Transport UK Group
- Company type: Private
- Industry: Transport
- Predecessor: Abellio
- Founded: February 2023; 3 years ago
- Founder: Management buyout led by Dominic Booth
- Headquarters: London, United Kingdom
- Area served: England
- Subsidiaries: East Midlands Railway; Merseyrail (50%); Transport UK London Bus;
- Website: www.transport-uk.com

= Transport UK Group =

British transport operator

Transport UK Group (TUK) is a transport company which operates services in England. It commenced operations in February 2023 when it purchased the British assets of Abellio via a management buyout.

==History==
In August 2022, Abellio agreed terms to sell its United Kingdom subsidiaries in a management buyout led by managing director Dominic Booth, subject to approval by the Office of Rail and Road and partner organisations Merseytravel and Transport for London (TfL).
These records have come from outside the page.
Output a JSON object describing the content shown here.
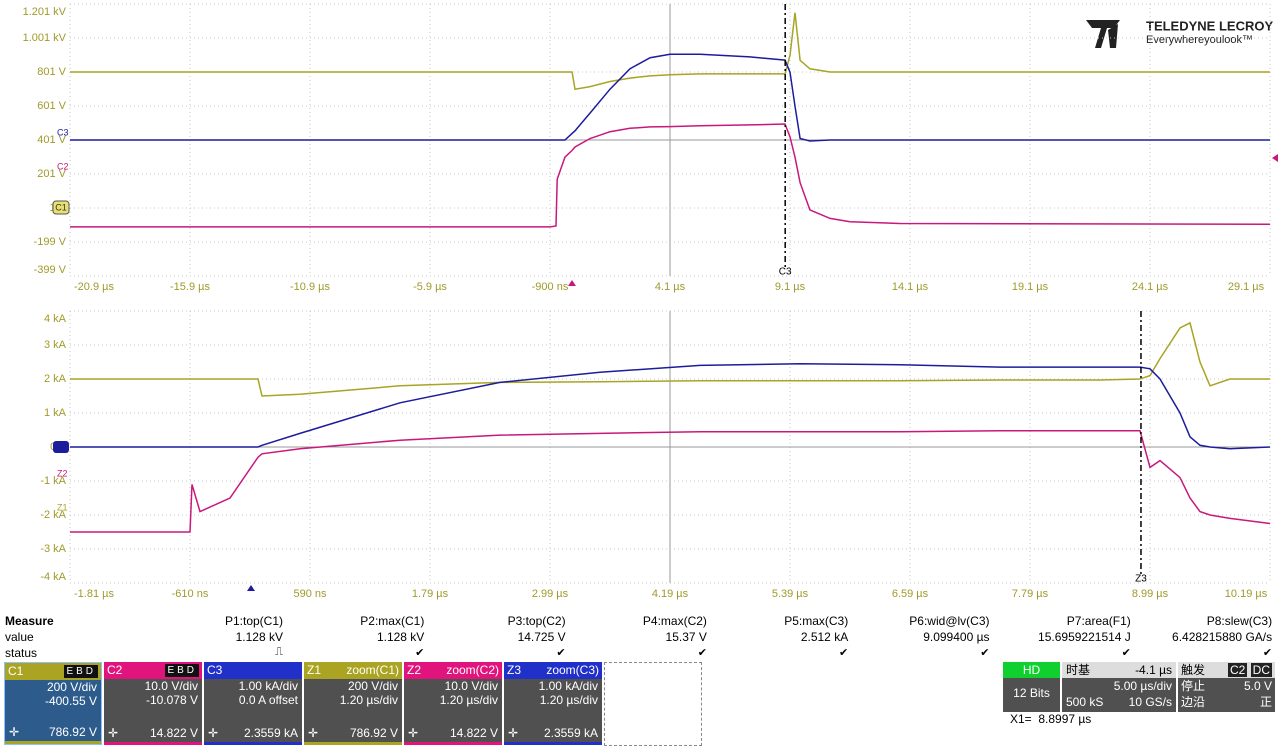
{
  "logo": {
    "brand": "TELEDYNE LECROY",
    "tagline": "Everywhereyoulook™"
  },
  "chart_data": [
    {
      "type": "line",
      "x": [
        -20.9,
        -0.9,
        -0.65,
        -0.6,
        -0.28,
        0.02,
        0.14,
        0.77,
        1.6,
        2.43,
        3.27,
        4.1,
        5.35,
        7.43,
        8.89,
        9.1,
        9.31,
        9.52,
        9.93,
        10.77,
        11.6,
        13.68,
        29.1
      ],
      "xlim": [
        -20.9,
        29.1
      ],
      "xticks": [
        {
          "value": -20.9,
          "label": "-20.9 µs"
        },
        {
          "value": -15.9,
          "label": "-15.9 µs"
        },
        {
          "value": -10.9,
          "label": "-10.9 µs"
        },
        {
          "value": -5.9,
          "label": "-5.9 µs"
        },
        {
          "value": -0.9,
          "label": "-900 ns"
        },
        {
          "value": 4.1,
          "label": "4.1 µs"
        },
        {
          "value": 9.1,
          "label": "9.1 µs"
        },
        {
          "value": 14.1,
          "label": "14.1 µs"
        },
        {
          "value": 19.1,
          "label": "19.1 µs"
        },
        {
          "value": 24.1,
          "label": "24.1 µs"
        },
        {
          "value": 29.1,
          "label": "29.1 µs"
        }
      ],
      "ylim": [
        -399,
        1201
      ],
      "yticks": [
        {
          "value": -399,
          "label": "-399 V"
        },
        {
          "value": -199,
          "label": "-199 V"
        },
        {
          "value": 1,
          "label": "1 V"
        },
        {
          "value": 201,
          "label": "201 V"
        },
        {
          "value": 401,
          "label": "401 V"
        },
        {
          "value": 601,
          "label": "601 V"
        },
        {
          "value": 801,
          "label": "801 V"
        },
        {
          "value": 1001,
          "label": "1.001 kV"
        },
        {
          "value": 1201,
          "label": "1.201 kV"
        }
      ],
      "grid": true,
      "series": [
        {
          "name": "C1",
          "color": "#a8a424",
          "marker_level": 1,
          "values": [
            801,
            801,
            801,
            801,
            801,
            801,
            700,
            715,
            745,
            765,
            778,
            785,
            790,
            790,
            790,
            900,
            1150,
            870,
            820,
            801,
            801,
            801,
            801
          ]
        },
        {
          "name": "C2",
          "color": "#c8187c",
          "marker_level": 201,
          "values": [
            -110,
            -110,
            -105,
            170,
            300,
            340,
            360,
            410,
            450,
            470,
            478,
            480,
            485,
            490,
            495,
            420,
            300,
            150,
            -10,
            -60,
            -80,
            -90,
            -95
          ]
        },
        {
          "name": "C3",
          "color": "#1c1c9c",
          "marker_level": 401,
          "values": [
            401,
            401,
            401,
            401,
            401,
            440,
            455,
            560,
            700,
            820,
            885,
            905,
            905,
            890,
            871,
            800,
            600,
            410,
            395,
            401,
            401,
            401,
            401
          ]
        }
      ],
      "cursor": {
        "x": 8.8997,
        "label": "C3"
      }
    },
    {
      "type": "line",
      "x": [
        -1.81,
        -0.61,
        -0.59,
        -0.51,
        -0.21,
        0.07,
        0.11,
        0.49,
        1.49,
        2.49,
        3.49,
        4.49,
        5.49,
        6.49,
        7.49,
        8.49,
        8.89,
        8.99,
        9.09,
        9.29,
        9.39,
        9.49,
        9.59,
        9.79,
        10.19
      ],
      "xlim": [
        -1.81,
        10.19
      ],
      "xticks": [
        {
          "value": -1.81,
          "label": "-1.81 µs"
        },
        {
          "value": -0.61,
          "label": "-610 ns"
        },
        {
          "value": 0.59,
          "label": "590 ns"
        },
        {
          "value": 1.79,
          "label": "1.79 µs"
        },
        {
          "value": 2.99,
          "label": "2.99 µs"
        },
        {
          "value": 4.19,
          "label": "4.19 µs"
        },
        {
          "value": 5.39,
          "label": "5.39 µs"
        },
        {
          "value": 6.59,
          "label": "6.59 µs"
        },
        {
          "value": 7.79,
          "label": "7.79 µs"
        },
        {
          "value": 8.99,
          "label": "8.99 µs"
        },
        {
          "value": 10.19,
          "label": "10.19 µs"
        }
      ],
      "ylim": [
        -4,
        4
      ],
      "yticks": [
        {
          "value": -4,
          "label": "-4 kA"
        },
        {
          "value": -3,
          "label": "-3 kA"
        },
        {
          "value": -2,
          "label": "-2 kA"
        },
        {
          "value": -1,
          "label": "-1 kA"
        },
        {
          "value": 0,
          "label": "0 A"
        },
        {
          "value": 1,
          "label": "1 kA"
        },
        {
          "value": 2,
          "label": "2 kA"
        },
        {
          "value": 3,
          "label": "3 kA"
        },
        {
          "value": 4,
          "label": "4 kA"
        }
      ],
      "grid": true,
      "series": [
        {
          "name": "Z1",
          "color": "#a8a424",
          "marker_level": -2,
          "values": [
            2,
            2,
            2,
            2,
            2,
            2,
            1.5,
            1.55,
            1.8,
            1.9,
            1.92,
            1.95,
            1.95,
            1.95,
            1.97,
            1.97,
            2,
            2.1,
            2.6,
            3.5,
            3.65,
            2.5,
            1.8,
            2,
            2
          ]
        },
        {
          "name": "Z2",
          "color": "#c8187c",
          "marker_level": -1,
          "values": [
            -2.5,
            -2.5,
            -1.1,
            -1.9,
            -1.5,
            -0.3,
            -0.2,
            -0.05,
            0.2,
            0.35,
            0.4,
            0.45,
            0.45,
            0.45,
            0.48,
            0.48,
            0.48,
            -0.6,
            -0.4,
            -0.9,
            -1.5,
            -1.9,
            -2,
            -2.1,
            -2.25
          ]
        },
        {
          "name": "Z3",
          "color": "#1c1c9c",
          "marker_level": 0,
          "values": [
            0,
            0,
            0,
            0,
            0,
            0,
            0.05,
            0.4,
            1.3,
            1.9,
            2.2,
            2.4,
            2.45,
            2.42,
            2.35,
            2.35,
            2.35,
            2.3,
            2,
            1,
            0.3,
            0.05,
            0,
            -0.05,
            0
          ]
        }
      ],
      "cursor": {
        "x": 8.8997,
        "label": "Z3"
      }
    }
  ],
  "measure": {
    "title": "Measure",
    "row_labels": [
      "value",
      "status"
    ],
    "columns": [
      {
        "name": "P1:top(C1)",
        "value": "1.128 kV",
        "status": "⎍"
      },
      {
        "name": "P2:max(C1)",
        "value": "1.128 kV",
        "status": "✔"
      },
      {
        "name": "P3:top(C2)",
        "value": "14.725 V",
        "status": "✔"
      },
      {
        "name": "P4:max(C2)",
        "value": "15.37 V",
        "status": "✔"
      },
      {
        "name": "P5:max(C3)",
        "value": "2.512 kA",
        "status": "✔"
      },
      {
        "name": "P6:wid@lv(C3)",
        "value": "9.099400 µs",
        "status": "✔"
      },
      {
        "name": "P7:area(F1)",
        "value": "15.6959221514 J",
        "status": "✔"
      },
      {
        "name": "P8:slew(C3)",
        "value": "6.428215880 GA/s",
        "status": "✔"
      }
    ]
  },
  "channels": [
    {
      "name": "C1",
      "flags": "EBD",
      "color": "#aaa422",
      "lines": [
        "200 V/div",
        "-400.55 V"
      ],
      "reading": "786.92 V"
    },
    {
      "name": "C2",
      "flags": "EBD",
      "color": "#e0147c",
      "lines": [
        "10.0 V/div",
        "-10.078 V"
      ],
      "reading": "14.822 V"
    },
    {
      "name": "C3",
      "color": "#2030c8",
      "lines": [
        "1.00 kA/div",
        "0.0 A offset"
      ],
      "reading": "2.3559 kA"
    },
    {
      "name": "Z1",
      "source": "zoom(C1)",
      "color": "#aaa422",
      "lines": [
        "200 V/div",
        "1.20 µs/div"
      ],
      "reading": "786.92 V"
    },
    {
      "name": "Z2",
      "source": "zoom(C2)",
      "color": "#e0147c",
      "lines": [
        "10.0 V/div",
        "1.20 µs/div"
      ],
      "reading": "14.822 V"
    },
    {
      "name": "Z3",
      "source": "zoom(C3)",
      "color": "#2030c8",
      "lines": [
        "1.00 kA/div",
        "1.20 µs/div"
      ],
      "reading": "2.3559 kA"
    }
  ],
  "timebase": {
    "mode": "HD",
    "bits": "12 Bits",
    "label": "时基",
    "delay": "-4.1 µs",
    "scale": "5.00 µs/div",
    "samples": "500 kS",
    "rate": "10 GS/s"
  },
  "trigger": {
    "label": "触发",
    "channel": "C2",
    "coupling": "DC",
    "state": "停止",
    "level": "5.0 V",
    "type": "边沿",
    "slope": "正"
  },
  "cursor_readout": "X1=  8.8997 µs"
}
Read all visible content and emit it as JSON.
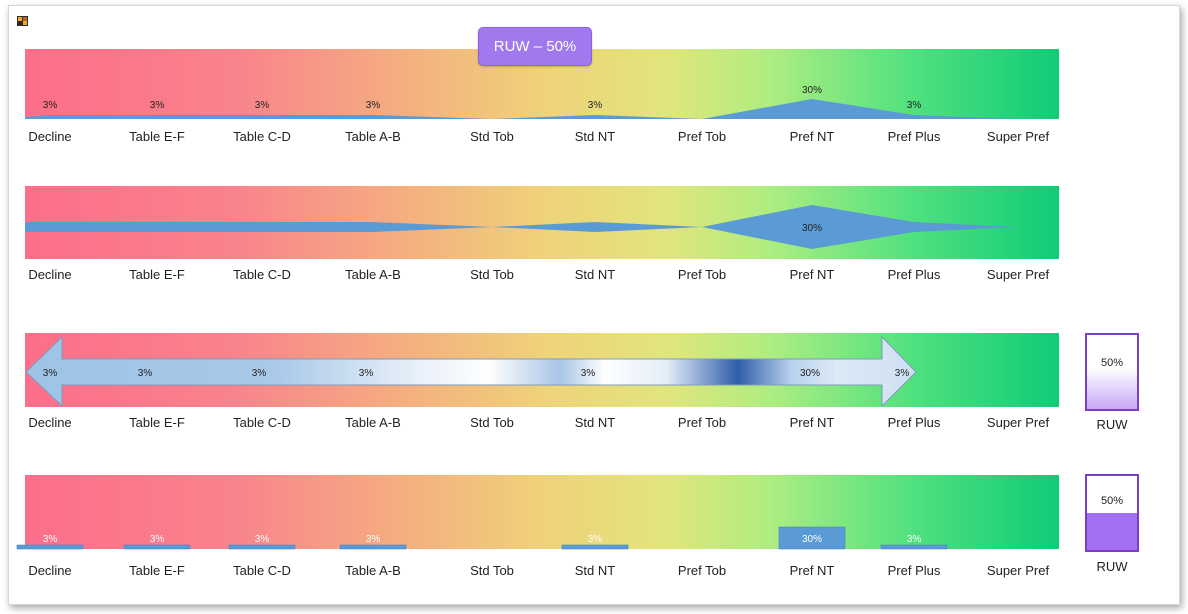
{
  "badge": {
    "label": "RUW – 50%"
  },
  "chart_data": {
    "type": "area",
    "categories": [
      "Decline",
      "Table E-F",
      "Table C-D",
      "Table A-B",
      "Std Tob",
      "Std NT",
      "Pref Tob",
      "Pref NT",
      "Pref Plus",
      "Super Pref"
    ],
    "label_texts": [
      "3%",
      "3%",
      "3%",
      "3%",
      "",
      "3%",
      "",
      "30%",
      "3%",
      ""
    ],
    "values": [
      3,
      3,
      3,
      3,
      0,
      3,
      0,
      30,
      3,
      0
    ],
    "gauge": {
      "value": 50,
      "value_label": "50%",
      "caption": "RUW"
    },
    "colors": {
      "shape": "#5b9bd5",
      "badge": "#a179ef",
      "gauge_border": "#7a3fc2",
      "gauge_fill": "#a26ff3"
    }
  }
}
The deal was completed when final approvals were received in February 2023.

==Subsidiaries==
Transport UK Group operates the following subsidiaries:
- East Midlands Railway, operates the East Midlands franchise under contract to the Department for Transport (DfT)
- Merseyrail (50% shareholding alongside Serco), operates the concession under contract to Merseytravel
- Transport UK London Bus, operates bus services under contract to TfL
Transport UK Group also held an 85% controlling interest in West Midlands Trains, along with Mitsui & Co., before the service was returned to state ownership on 1 February 2026.